Analysts, researchers, linguists and ethnographers must collaborate to interpret the output and its significance to the business issues at hand. This type of approach tends to throw up all manner of fascinating output which might have great business value outside of the core purpose of the study, or no value at all beyond being plain interesting. Organizing the conclusions and expressing them succinctly and in appropriate categories with supporting video-audio-photographic evidence requires considerable discipline and teamwork.

Some recommendations

For clients and agencies who are considering a multimodal solution with a mix of interrogation, observational and stimulation research, here are some recommendations.

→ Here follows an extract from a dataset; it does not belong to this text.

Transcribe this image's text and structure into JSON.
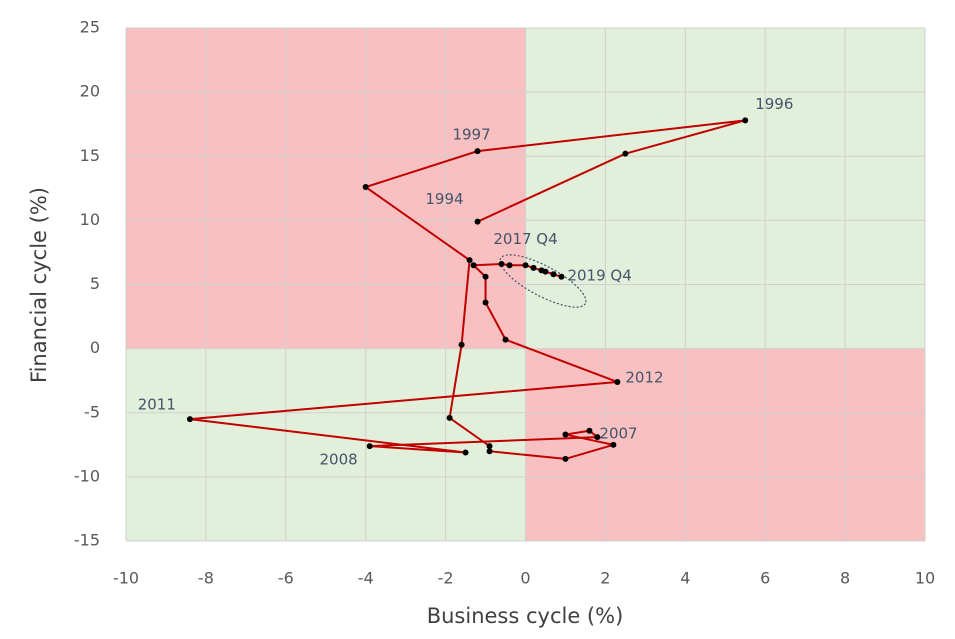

Clients need to keep in mind that:

  • This type of research takes longer than solely interrogational research.
  • They will have less immediate control over the activities of the researchers and therefore need to exercise appropriate strategic control over the project and a close relationship with the project leaders.
  • The final results will not be determined from any one modality and will not emerge until the analysis is competed. A traditional topline is typically not possible in this type of work.

Agencies need to:

  • Develop staff with a broad worldview and an understanding of multiple techniques, social and even political issues and the basic psychology of the human mind.
  • Develop working practices and investigate ways to integrate data in different forms.
  • Promote strong team ethics.
  • Use rigorous “challenge” and quality-control methods to ensure that the more complicated analysis leads to a clear, unambiguous and, above    all, relevant, result.

Upgrade in the insights

While not a magic bullet and it is not suitable for all projects, observing processes in real or simulated circumstances offers a tremendous upgrade in the insights and actionability of research. Observation needs to be integrated with more traditional interrogational research in a skilled and thoughtful way and its value to the overall project critically assessed. One contribution of significance is to challenge and overturn erroneous conclusions that can be drawn from traditional research because respondents give answers based on what they think should be the case rather than what actually is the case. In this multimodal research approach there are no “ethnography projects” as we have seen in the past, because ethnography and its relatives are means to end not the end themselves.